Dari soal persiapan hingga teknis pendakian, topik pembicaraan "Backpacker" berkembang ke hampir segala hal. Apapun, asal bukan SARA. Dan layaknya dua insan manusia yang tengah menghadapi tahap penjajakan satu sama lain, begitu juga hubungan para anggota "Backpacker". Proses itu semakin laju. Tidak lagi ada sungkan untuk sekedar melontarkan canda. Suasana hangat pun tercipta. Bahkan sempat mencuat upaya-upaya yang mengarah pada pendekatan personal. Tak jarang saya terpingkal dibuatnya. Modus, begitu istilah mereka. Buat saya itu sebuah romantika. Romantika Modus. Soal benar atau tidak berpulang pada hati masing-masing.

Satu hal yang pasti, romantika modus ini semakin menghidupkan suasana seolah kami sudah pernah bertemu sebelumnya. Padahal, belum sekalipun bertatap muka. Saya semakin takjub akan kekuatan kata-kata. Bagaimana untaian kata yang terangkum dalam kalimat bisa meyakinkan dan menyatukan beragam karakter sekalipun mereka belum pernah bersua. Keakraban yang hadir di tengah-tengah para pemilik mimpi untuk sampai di puncak Mahameru pun semakin kuat.

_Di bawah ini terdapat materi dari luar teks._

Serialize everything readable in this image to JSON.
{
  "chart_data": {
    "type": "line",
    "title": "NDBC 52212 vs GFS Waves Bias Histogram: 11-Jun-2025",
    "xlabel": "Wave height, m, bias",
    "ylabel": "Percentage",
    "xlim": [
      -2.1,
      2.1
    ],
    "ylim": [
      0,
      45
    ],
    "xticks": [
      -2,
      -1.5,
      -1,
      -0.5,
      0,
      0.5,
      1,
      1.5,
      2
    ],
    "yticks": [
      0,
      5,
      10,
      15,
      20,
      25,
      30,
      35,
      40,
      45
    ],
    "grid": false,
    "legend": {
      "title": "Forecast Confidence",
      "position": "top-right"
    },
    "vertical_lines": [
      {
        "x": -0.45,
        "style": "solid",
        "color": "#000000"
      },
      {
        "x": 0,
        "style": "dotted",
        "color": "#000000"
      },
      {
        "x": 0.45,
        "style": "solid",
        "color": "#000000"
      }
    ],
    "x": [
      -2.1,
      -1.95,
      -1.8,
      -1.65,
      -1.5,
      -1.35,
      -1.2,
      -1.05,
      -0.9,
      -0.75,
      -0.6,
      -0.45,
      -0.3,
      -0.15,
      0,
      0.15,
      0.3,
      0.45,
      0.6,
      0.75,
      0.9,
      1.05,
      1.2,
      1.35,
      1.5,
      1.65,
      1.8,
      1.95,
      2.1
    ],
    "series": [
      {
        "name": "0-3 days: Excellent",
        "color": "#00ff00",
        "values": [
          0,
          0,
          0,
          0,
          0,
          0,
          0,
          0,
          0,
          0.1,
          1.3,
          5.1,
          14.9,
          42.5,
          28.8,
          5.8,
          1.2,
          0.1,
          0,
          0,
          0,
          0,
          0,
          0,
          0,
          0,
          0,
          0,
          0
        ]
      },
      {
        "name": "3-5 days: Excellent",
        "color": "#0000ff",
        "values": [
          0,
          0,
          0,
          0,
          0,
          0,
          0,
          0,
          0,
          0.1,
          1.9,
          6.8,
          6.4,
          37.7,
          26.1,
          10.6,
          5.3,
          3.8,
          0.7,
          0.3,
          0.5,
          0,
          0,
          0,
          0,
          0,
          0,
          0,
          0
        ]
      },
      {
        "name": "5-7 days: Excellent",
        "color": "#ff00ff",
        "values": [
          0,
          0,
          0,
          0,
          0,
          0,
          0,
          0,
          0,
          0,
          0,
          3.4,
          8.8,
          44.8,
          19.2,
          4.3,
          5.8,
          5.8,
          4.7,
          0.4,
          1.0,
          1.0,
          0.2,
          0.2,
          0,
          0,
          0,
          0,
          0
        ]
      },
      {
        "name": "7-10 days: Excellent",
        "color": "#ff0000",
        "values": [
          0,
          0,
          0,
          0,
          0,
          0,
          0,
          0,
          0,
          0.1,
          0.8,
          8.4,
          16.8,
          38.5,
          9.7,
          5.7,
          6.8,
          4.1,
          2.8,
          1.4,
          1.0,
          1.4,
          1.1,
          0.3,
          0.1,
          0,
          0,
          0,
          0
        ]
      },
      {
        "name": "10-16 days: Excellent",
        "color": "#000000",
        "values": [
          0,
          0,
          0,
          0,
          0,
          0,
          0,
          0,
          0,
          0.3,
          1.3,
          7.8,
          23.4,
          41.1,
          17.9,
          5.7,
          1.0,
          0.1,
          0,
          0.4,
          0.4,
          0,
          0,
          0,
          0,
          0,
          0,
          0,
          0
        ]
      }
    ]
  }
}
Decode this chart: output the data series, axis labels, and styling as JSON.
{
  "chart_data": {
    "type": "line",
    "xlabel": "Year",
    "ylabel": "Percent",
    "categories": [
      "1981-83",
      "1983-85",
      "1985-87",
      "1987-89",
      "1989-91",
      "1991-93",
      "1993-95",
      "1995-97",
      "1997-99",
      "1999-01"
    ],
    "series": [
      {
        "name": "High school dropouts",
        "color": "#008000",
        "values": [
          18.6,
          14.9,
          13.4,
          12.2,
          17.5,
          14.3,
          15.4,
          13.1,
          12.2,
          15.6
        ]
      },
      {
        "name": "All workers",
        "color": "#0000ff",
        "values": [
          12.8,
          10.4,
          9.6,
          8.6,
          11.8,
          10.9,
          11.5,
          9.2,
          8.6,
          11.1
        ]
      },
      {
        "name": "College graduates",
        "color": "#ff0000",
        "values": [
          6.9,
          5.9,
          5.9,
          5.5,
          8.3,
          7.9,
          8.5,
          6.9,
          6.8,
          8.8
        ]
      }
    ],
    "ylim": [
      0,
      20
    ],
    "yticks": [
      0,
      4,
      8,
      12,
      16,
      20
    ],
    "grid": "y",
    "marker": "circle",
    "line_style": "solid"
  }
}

Karena keakraban tersebut technical meeting yang sedianya direncanakan oleh panitia sekitar Desember mendatang pun dipercepat. Meski mereka menyebutnya kopdar, tapi materi yang dibicarakan sudah seperti technical meeting. Demikian diakui oleh panitia yang turut hadir. Antusiasme terpancar dari respon masing-masing peserta yang bersedia hadir pada acara kopdar ini. Sepakat kami bertemu di sebuah area di roof top dengan beragam pilihan tempat makan.

Maka di satu malam awal November ini, sekitar dua puluh orang dengan beragam identitas yang melekat pada diri masing-masing duduk mengelilingi meja di sebuah restoran di Sky Dinning di Jakarta. Latar belakang kami berbeda. Baik pendidikan maupun profesi. Namun, kami tidak menjadi asing satu sama lain. Kami bertukar cerita. Membagi pengalaman. Juga canda tawa.

Malam itu, mereka semakin dekat di hati saya. Mungkin aneh. Atau mungkin ini yang dinamakan cinta, a strange love, karena baru beberapa kali bertemu tapi sudah timbul rasa itu. Tapi saya tidak ambil pusing. A strange love hanya sebuah istilah karena bagi saya rasa itu lebih kepada layaknya cinta yang hadir dalam sebuah keluarga. Memang, bersama mereka saya merasa mendapati sebuah keluarga baru. Keluarga yang kelak menemani saya menggapai mimpi berada di puncak Mahameru di awal tahun 2013. Maka tak salah jika sejak sekarang saya memupuk cinta ini buat mereka, love the strangers, yang kelak juga menjadi penyemangat saya kala lelah dalam perjalanan... Salam.